Licenses are required for the import of many raw materials, petroleum, industrial, textiles, pharmaceuticals, and agricultural products. Imports of goods not requiring licenses must comply with applicable regulations of concerned agencies, including, in some cases, extra fees and certificate of origin requirements.
Followng products are subjected to import control:Importation of processed foods, medical devices, pharmaceuticals, vitamins, and cosmetics require licensing from the Food and Drug Administration, Ministry of Public Health. Importation of tungsten oxide, tin ores, and metallic tin in quantity exceeding two kilograms require permission from the Department of Mineral Resources, Ministry of Industry. Importation of arms, ammunition, or explosive devices requires licensing from the Ministry of Interior. Importation of antiques or objects of art, whether registered or not, require permission from the Fine Arts Department, Ministry of Education.

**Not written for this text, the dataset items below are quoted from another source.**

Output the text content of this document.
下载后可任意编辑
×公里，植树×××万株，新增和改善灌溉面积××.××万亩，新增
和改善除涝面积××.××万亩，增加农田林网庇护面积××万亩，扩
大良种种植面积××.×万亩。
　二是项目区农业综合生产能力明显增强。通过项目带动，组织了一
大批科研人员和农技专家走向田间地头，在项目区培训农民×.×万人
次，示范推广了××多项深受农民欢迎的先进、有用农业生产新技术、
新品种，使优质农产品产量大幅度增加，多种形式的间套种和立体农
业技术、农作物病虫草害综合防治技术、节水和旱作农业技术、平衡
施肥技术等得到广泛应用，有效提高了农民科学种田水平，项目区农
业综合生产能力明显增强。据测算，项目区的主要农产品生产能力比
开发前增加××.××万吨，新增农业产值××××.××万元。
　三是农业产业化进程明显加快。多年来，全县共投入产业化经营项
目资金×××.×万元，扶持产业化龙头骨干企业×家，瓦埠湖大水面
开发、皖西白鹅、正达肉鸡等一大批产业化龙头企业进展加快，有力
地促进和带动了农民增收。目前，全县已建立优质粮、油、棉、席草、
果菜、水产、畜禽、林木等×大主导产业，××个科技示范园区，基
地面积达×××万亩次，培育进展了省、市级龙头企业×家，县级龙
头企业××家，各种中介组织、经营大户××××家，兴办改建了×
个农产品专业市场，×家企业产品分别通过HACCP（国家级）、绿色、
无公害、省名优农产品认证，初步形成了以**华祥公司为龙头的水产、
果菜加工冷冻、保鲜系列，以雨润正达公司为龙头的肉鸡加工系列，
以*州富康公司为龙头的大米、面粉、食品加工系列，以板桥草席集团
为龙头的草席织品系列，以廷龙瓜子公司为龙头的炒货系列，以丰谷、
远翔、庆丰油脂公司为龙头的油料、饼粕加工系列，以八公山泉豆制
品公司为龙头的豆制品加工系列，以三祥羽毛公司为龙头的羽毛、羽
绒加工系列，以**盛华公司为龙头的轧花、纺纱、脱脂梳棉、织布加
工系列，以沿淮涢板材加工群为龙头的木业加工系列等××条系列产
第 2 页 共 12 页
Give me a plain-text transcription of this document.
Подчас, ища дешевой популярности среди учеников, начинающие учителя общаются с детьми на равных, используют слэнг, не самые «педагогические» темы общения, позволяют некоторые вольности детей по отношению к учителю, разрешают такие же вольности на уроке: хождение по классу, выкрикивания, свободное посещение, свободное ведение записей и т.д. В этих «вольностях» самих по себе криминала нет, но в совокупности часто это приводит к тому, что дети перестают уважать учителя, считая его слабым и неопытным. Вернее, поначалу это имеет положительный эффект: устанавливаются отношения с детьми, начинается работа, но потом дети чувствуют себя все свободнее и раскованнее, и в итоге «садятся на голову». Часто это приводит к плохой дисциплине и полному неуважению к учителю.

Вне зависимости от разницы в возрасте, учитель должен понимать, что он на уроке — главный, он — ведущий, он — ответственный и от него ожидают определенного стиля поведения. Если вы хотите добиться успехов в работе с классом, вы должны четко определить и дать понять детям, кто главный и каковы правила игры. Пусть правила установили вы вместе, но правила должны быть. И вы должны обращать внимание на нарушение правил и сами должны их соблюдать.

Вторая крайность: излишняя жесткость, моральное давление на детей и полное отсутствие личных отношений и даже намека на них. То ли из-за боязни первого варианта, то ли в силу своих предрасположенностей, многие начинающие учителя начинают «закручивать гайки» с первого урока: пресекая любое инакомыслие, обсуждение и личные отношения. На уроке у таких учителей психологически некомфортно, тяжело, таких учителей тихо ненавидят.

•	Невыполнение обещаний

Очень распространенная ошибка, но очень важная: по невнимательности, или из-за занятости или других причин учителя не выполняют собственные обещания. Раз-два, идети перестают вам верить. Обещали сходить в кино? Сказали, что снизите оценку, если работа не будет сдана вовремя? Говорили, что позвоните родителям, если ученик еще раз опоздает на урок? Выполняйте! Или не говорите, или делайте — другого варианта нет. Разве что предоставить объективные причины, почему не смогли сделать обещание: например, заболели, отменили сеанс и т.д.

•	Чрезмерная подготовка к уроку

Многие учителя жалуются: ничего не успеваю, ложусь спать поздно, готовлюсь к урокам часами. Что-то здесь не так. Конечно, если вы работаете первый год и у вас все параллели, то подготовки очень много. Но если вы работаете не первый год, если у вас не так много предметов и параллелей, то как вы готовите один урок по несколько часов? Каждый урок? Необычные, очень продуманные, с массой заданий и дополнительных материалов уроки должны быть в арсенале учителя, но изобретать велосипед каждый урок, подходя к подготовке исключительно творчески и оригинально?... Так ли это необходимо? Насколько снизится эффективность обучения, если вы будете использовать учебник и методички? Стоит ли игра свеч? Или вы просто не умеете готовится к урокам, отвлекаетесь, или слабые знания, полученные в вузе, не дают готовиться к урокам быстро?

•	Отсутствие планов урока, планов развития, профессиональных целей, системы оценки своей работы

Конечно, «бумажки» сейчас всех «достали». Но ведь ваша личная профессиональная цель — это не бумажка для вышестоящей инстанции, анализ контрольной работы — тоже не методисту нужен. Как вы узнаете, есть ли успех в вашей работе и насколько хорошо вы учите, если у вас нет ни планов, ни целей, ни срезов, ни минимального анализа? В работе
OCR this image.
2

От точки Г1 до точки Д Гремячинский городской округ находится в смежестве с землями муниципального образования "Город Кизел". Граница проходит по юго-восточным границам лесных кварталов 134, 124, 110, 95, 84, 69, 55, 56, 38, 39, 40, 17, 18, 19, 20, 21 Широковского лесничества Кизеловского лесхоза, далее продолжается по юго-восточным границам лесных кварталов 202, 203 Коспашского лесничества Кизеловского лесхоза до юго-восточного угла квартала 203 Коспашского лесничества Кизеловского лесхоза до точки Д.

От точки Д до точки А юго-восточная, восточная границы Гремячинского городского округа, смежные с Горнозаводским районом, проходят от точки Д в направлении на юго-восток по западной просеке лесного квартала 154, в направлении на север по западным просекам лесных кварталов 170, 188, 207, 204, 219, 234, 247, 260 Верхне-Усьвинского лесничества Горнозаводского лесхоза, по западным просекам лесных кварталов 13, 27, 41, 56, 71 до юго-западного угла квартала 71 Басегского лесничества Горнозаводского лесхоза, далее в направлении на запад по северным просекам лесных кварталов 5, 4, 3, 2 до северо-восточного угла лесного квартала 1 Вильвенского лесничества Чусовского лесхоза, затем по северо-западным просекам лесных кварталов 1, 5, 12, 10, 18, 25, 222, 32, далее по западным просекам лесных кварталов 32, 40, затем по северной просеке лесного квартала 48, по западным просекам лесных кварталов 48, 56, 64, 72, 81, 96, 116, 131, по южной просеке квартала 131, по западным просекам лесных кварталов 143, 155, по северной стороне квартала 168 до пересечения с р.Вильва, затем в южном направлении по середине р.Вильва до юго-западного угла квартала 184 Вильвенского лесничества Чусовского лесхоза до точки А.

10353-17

General customs clearing procedures for both imports and exports in Thailand require the submission of a Customs’ export entry form or import entry form. The form should be accompanied by standard shipping documents, which include: commercial invoice, packing list, bill of lading/airway bill, and letter of credit. Some products may require an import/export license and/or authorization from relevant agencies. These include food products (processed or unprocessed), pharmaceuticals, medical devices, healthcare products, cosmetics, hazardous substances, animals, and some agricultural products.
In addition to import duties handled by the Customs Department, certain import items are also subject to excise tax. These include gasoline and products thereof, automobiles (less than 10 seats), electrical appliances, beverages, perfume and cosmetics, yachts and vessels for entertainment, lead crystal and other crystals, carpets and other floor covering materials, motorcycles, batteries, marble and granite, liquor, tobacco, and playing cards. Excise tax is also imposed on local products in the same categories as well as on certain entertainment service providers such as horse racing grounds/clubs and golf clubs.
Laem Chabang port is Thailand’s main and largest port. In 2016, it was ranked 20th in Lloyds list of top 100 ports of the world.
Spread across an area of 2,572 acres, Laem Chabang port region contains of several minor ports that facilitate the sea trade of Thailand. The port is equipped with 7 container terminals, 1 multipurpose terminal, 1 passenger terminal, 1 Ro-Ro terminal, 1 general cargo terminal, and 1 shipyard. It also has the capacity to handle Super Post Panamax vessels.
Port of Laem Chabang was founded in 1961 when the Government of Thailand realised that the Port of Bangkok will not be able to meet the long-term economic needs of the country. The port's development was put on hold till 1987 due to economic recession. In 1987, the construction of the port was resumed and it was opened for trade in 1991. By 1997, it has become Thailand's major port.
Laem Chabang is the 20th busiest container port in the world and the most important port of Thailand. It has easy access to the country’s road and rail network.